Over the past 50 years, Feynman's predictions about information storage have largely materialized. "But the second goal – the miniaturization of machines – we are just starting," said Dr. Miskin.

New robots benefit from the same basic technology as computer chips. "What we are doing is stealing 60 years of silicon," said Paul McEuen, a physicist at Cornell University. "It does not matter to have a 100 micron silicon chip on one side. What did not exist was essentially the exoskeleton of the robot's arms, the actuators. "

While working in Dr. McEuen's lab, Dr. Miskin developed a technique for depositing platinum and titanium layers on a silicon wafer. When an electrical voltage is applied, the platinum contracts while the titanium remains rigid and the flat surface bends. Bending has become the motor that moves the robot members, each a hundred atoms thick.

The idea is not new. Researchers such as Kris Pister, from the University of California at Berkeley, have been talking for decades about "smart dust," tiny sensors that can signal environmental conditions. But in the development of practical versions, intelligent dust has become bigger, more like a smart gravel stone, to hold in batteries.

Dr. Miskin solved the problem of energy by leaving out the batteries. Instead, he feeds the robots by shining lasers on tiny solar panels on his back.

"I think it's really great," said Dr. Pister about the work of Dr. Miskin, Dr.
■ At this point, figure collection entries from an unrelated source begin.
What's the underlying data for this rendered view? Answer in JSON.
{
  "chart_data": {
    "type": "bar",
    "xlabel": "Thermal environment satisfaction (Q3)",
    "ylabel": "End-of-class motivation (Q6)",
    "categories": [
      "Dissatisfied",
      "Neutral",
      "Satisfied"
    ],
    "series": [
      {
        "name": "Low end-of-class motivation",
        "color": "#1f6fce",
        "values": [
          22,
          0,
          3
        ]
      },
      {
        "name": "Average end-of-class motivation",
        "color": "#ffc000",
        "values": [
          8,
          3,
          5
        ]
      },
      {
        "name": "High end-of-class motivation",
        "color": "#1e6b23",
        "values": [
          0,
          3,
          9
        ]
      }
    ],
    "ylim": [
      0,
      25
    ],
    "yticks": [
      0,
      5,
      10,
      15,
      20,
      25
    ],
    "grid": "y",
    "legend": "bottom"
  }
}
McEuen, and their collaborators. "They created a very small robot that you can control by illuminating the light and that could have all kinds of interesting applications."

Since robots are made using conventional silicon technology, the integration of sensors to measure temperature or electrical impulses must be simple.
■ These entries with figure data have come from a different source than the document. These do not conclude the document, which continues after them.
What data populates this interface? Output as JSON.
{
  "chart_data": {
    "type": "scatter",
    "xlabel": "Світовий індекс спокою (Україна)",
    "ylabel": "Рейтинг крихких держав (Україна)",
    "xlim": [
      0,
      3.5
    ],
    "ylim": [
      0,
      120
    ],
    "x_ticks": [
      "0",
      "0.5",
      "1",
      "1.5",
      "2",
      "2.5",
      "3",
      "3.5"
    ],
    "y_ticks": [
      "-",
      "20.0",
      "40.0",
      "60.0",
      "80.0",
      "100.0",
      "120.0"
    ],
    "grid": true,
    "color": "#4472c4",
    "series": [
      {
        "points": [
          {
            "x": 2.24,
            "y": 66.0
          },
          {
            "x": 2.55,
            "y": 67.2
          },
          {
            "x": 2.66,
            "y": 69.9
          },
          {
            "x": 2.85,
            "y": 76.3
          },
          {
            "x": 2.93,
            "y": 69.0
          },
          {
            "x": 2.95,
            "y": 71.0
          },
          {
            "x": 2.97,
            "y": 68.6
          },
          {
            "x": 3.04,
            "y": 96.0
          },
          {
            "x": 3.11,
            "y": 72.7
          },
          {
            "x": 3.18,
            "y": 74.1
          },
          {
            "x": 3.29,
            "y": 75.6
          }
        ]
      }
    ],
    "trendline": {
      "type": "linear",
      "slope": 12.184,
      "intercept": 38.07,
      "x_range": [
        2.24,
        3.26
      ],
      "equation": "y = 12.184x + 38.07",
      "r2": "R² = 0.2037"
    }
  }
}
Mr. Miskin said his fellow electrical engineering engineers are often incredulous when they discover that the robots operate with a fraction of a volt and consume only 10 billionths of a watt: "Yes, absolutely." ; "And then you can drive it, calculate it and do all that stuff?" People are really excited. "

The challenges remain. For robots injected into the brain, lasers would not work as a source of energy. (Dr. Miskin said that magnetic fields could be an alternative.) He wants to swim other robots rather than crawl. (For small machines, swimming can be difficult because the water becomes viscous, like honey).

Mr Miskin nevertheless hopes to be able to demonstrate practical microbots within a few years.

"It really comes down to how much innovation you have to do?", He said. "And what I like in this project is a lot of functional things, the answer is no. You take the parts that exist and you assemble them.